2.) There’s strict light discipline on our base and this particular evening I have to navigate through a graveled area in nearly complete darkness.  The area is littered with Mad Max-style armored semi-trucks and other vehicles used to convoy materials through the desert.  I end up banging my knee on a bumper and when the pain subsides after some vigorous rubbing I unsling my rifle from across my back.  Holding it in front of me at a 45 degree angle I swing it back and forth like a blind man’s cane, hearing the occasional ping of metal which allows me to avoid running into anything more. 

3.) And lastly there was the injury that nearly incapacitated my right knee.  I’d injured it at Ft.

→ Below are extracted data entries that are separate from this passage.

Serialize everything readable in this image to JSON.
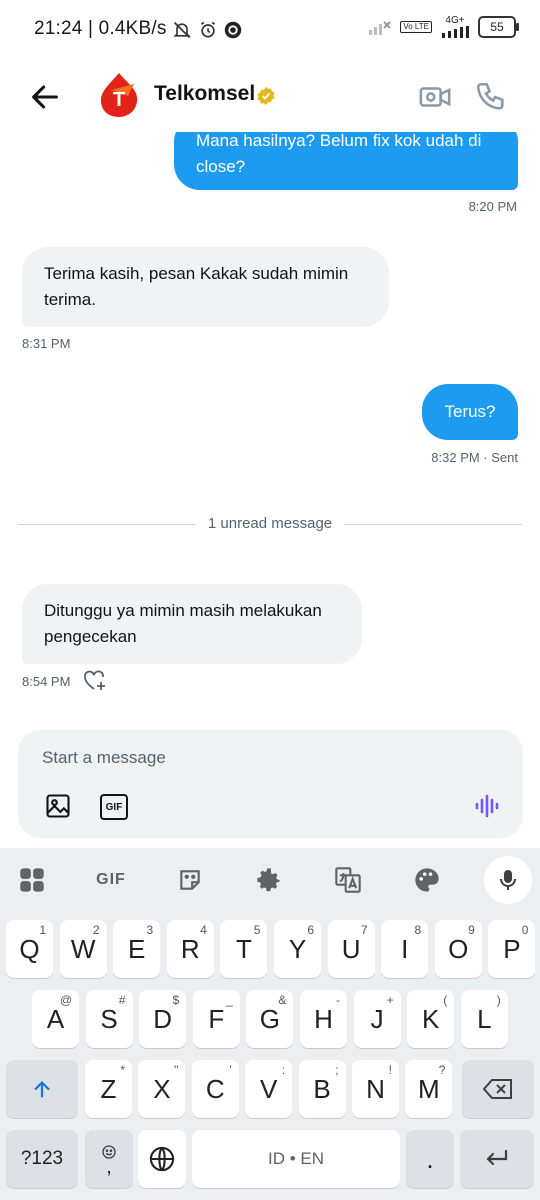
{
  "status_bar": {
    "time": "21:24",
    "speed": "0.4KB/s",
    "volte": "Vo LTE",
    "network": "4G+",
    "battery": "55"
  },
  "header": {
    "title": "Telkomsel",
    "avatar_letter": "T",
    "icons": {
      "back": "back-arrow-icon",
      "video": "video-icon",
      "call": "phone-icon",
      "verified": "verified-badge-icon"
    }
  },
  "messages": [
    {
      "direction": "out",
      "text": "Mana hasilnya? Belum fix kok udah di close?",
      "time": "8:20 PM"
    },
    {
      "direction": "in",
      "text": "Terima kasih, pesan Kakak sudah mimin terima.",
      "time": "8:31 PM"
    },
    {
      "direction": "out",
      "text": "Terus?",
      "time": "8:32 PM · Sent"
    },
    {
      "direction": "in",
      "text": "Ditunggu ya mimin masih melakukan pengecekan",
      "time": "8:54 PM"
    }
  ],
  "unread_divider": "1 unread message",
  "composer": {
    "placeholder": "Start a message",
    "gif_label": "GIF"
  },
  "keyboard": {
    "toolbar_gif": "GIF",
    "row1": [
      {
        "k": "Q",
        "h": "1"
      },
      {
        "k": "W",
        "h": "2"
      },
      {
        "k": "E",
        "h": "3"
      },
      {
        "k": "R",
        "h": "4"
      },
      {
        "k": "T",
        "h": "5"
      },
      {
        "k": "Y",
        "h": "6"
      },
      {
        "k": "U",
        "h": "7"
      },
      {
        "k": "I",
        "h": "8"
      },
      {
        "k": "O",
        "h": "9"
      },
      {
        "k": "P",
        "h": "0"
      }
    ],
    "row2": [
      {
        "k": "A",
        "h": "@"
      },
      {
        "k": "S",
        "h": "#"
      },
      {
        "k": "D",
        "h": "$"
      },
      {
        "k": "F",
        "h": "_"
      },
      {
        "k": "G",
        "h": "&"
      },
      {
        "k": "H",
        "h": "-"
      },
      {
        "k": "J",
        "h": "+"
      },
      {
        "k": "K",
        "h": "("
      },
      {
        "k": "L",
        "h": ")"
      }
    ],
    "row3": [
      {
        "k": "Z",
        "h": "*"
      },
      {
        "k": "X",
        "h": "\""
      },
      {
        "k": "C",
        "h": "'"
      },
      {
        "k": "V",
        "h": ":"
      },
      {
        "k": "B",
        "h": ";"
      },
      {
        "k": "N",
        "h": "!"
      },
      {
        "k": "M",
        "h": "?"
      }
    ],
    "sym": "?123",
    "comma": ",",
    "space": "ID • EN",
    "period": "."
  },
  "colors": {
    "accent": "#1d9bf0",
    "incoming": "#eff3f4",
    "brand_red": "#e2231a",
    "voice": "#7856ff"
  }
}
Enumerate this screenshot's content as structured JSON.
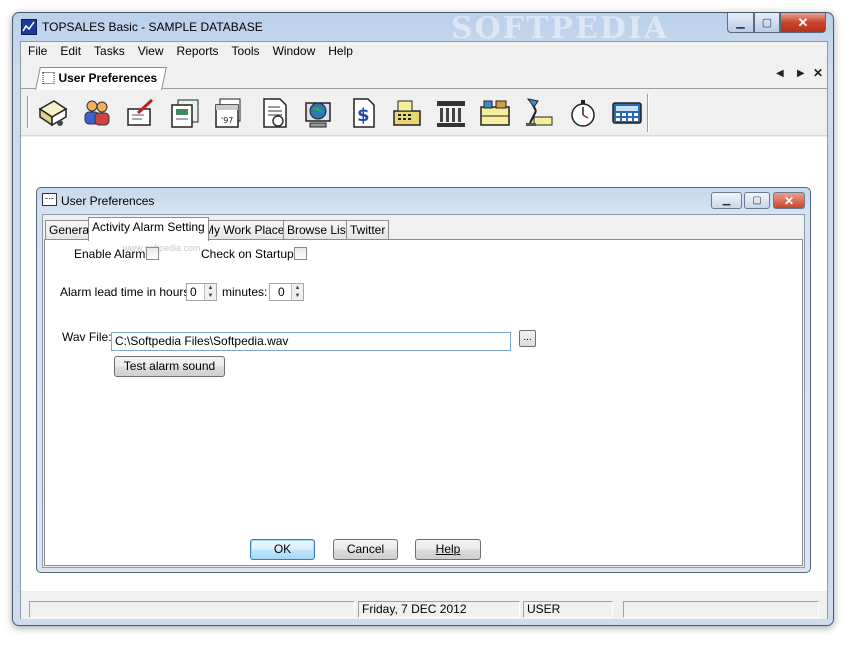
{
  "window": {
    "title": "TOPSALES Basic - SAMPLE DATABASE",
    "watermark": "SOFTPEDIA",
    "minimize_glyph": "▁",
    "maximize_glyph": "▢",
    "close_glyph": "✕"
  },
  "menu": [
    "File",
    "Edit",
    "Tasks",
    "View",
    "Reports",
    "Tools",
    "Window",
    "Help"
  ],
  "doc_tab": {
    "label": "User Preferences",
    "prev_glyph": "◀",
    "next_glyph": "▶",
    "close_glyph": "✕"
  },
  "toolbar_icons": [
    "open-folder-icon",
    "contacts-icon",
    "activity-pen-icon",
    "cards-icon",
    "calendar-icon",
    "document-icon",
    "globe-computer-icon",
    "dollar-doc-icon",
    "cash-register-icon",
    "bank-icon",
    "store-icon",
    "desk-lamp-icon",
    "stopwatch-icon",
    "calculator-icon"
  ],
  "dialog": {
    "title": "User Preferences",
    "tabs": [
      "General",
      "Activity Alarm Setting",
      "My Work Place",
      "Browse List",
      "Twitter"
    ],
    "active_tab": "Activity Alarm Setting",
    "enable_alarm_label": "Enable Alarm",
    "enable_alarm_checked": false,
    "check_startup_label": "Check on Startup",
    "check_startup_checked": false,
    "lead_time_label": "Alarm lead time in hours:",
    "lead_hours": "0",
    "minutes_label": "minutes:",
    "lead_minutes": "0",
    "wav_label": "Wav File:",
    "wav_value": "C:\\Softpedia Files\\Softpedia.wav",
    "browse_label": "...",
    "test_label": "Test alarm sound",
    "ok_label": "OK",
    "cancel_label": "Cancel",
    "help_label": "Help",
    "faint_watermark": "www.softpedia.com"
  },
  "status": {
    "date": "Friday,  7 DEC 2012",
    "user": "USER"
  }
}
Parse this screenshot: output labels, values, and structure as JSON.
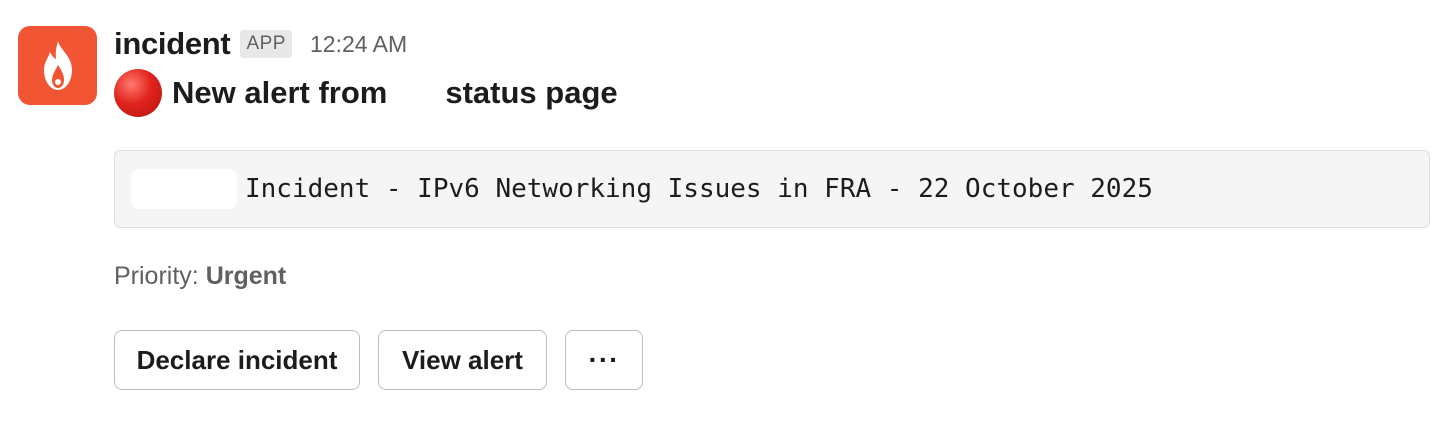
{
  "message": {
    "sender": "incident",
    "badge": "APP",
    "timestamp": "12:24 AM",
    "avatar_icon": "flame-icon",
    "avatar_color": "#f25533"
  },
  "headline": {
    "status_icon": "red-circle-icon",
    "text_before": "New alert from",
    "text_after": "status page"
  },
  "alert": {
    "title": "Incident - IPv6 Networking Issues in FRA - 22 October 2025"
  },
  "priority": {
    "label": "Priority:",
    "value": "Urgent"
  },
  "actions": {
    "declare_label": "Declare incident",
    "view_label": "View alert",
    "more_label": "···"
  }
}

Campbell while playing football and running down a long hill to catch a deep pass, hyperextending it when I tried to slow down.  It continued to bug me into the deployment, but I was still able to walk and run for the most part.  That was until one morning when I was shooting hoops on the full-sized basketball court that had been constructed inside a large building in the middle of nowhere, wooden floor and all.  I am shifting directions when the knee explodes in pain.  I am eventually able to get up and hobble to the sick call tent where a PA checks it out.  He informs me it isn’t bad enough to justify flying me to the nearest MRI scanner which is in Dubai.  Instead I am given appointments to work with a physical therapist.  At this point the rifle becomes a crutch to assist me in getting up and down from a chair until my knee gets stronger.

 ***

It is half way through my deployment and I have been tasked to transfer to our unit headquarters on the outskirts of Mosul.  The unit running the Combat Support Hospital there is returning to the States with its attached psychiatrist and the new one taking its place does not have a psychiatrist.  

The Black Hawk helicopter sweeps us up over the perimeter fence. 

My stomach flip flops into the territory of Iraq proper.  The landscape continues on flat and a washed-out beige for quite some time, spotted only with the occasional village whose buildings and houses looked like something from Biblical times.  Further reinforcing this feeling is the presence of a solitary robed shepherd moving across open land with what appear to be some sheep or goats following him.  Mountains appear under us an hour or so into the flight.  They are full of rounded peaks, ridges, and ravines with not a single flat spot to be seen for an emergency landing if needed.

The expanse of Mosul with its famous White Mosque appears soon after the mountains and I feel the helicopter begin to bank over the Tigris River.

Our unit commander is a stickler for details which helps her fit into the Army nicely.  It is an essential skill in an organization with such a high turnover of personnel.  At some point she realizes what others have overlooked.  I do not have any magazines or bullets in my possession for the rifle that is my constant companion.  She is pissed about this.  She is pissed I wasn’t issued these in Tikrit.  She is pissed I did not seek them out when they were not forthcoming.  She tasks our armorer to issue me the prescribed amount of ammunition and I soon find myself in possession of a large plastic bag filled with at least ten pounds of loose bullets.

I carry them back to my hooch and clear out a space in the bottom of the cabinet where my uniforms hang and gear is stored.  I put them in the back corner, cover them with my flack jacket, and shut the door.  They will not find their way into a magazine which will not  find its way into my weapon.  Not a single one will find itself chambered with the safety off.  It will not be fired and find purchase inside another human being.  That is not my role here and I will not be forced into it.  RIP, bullets.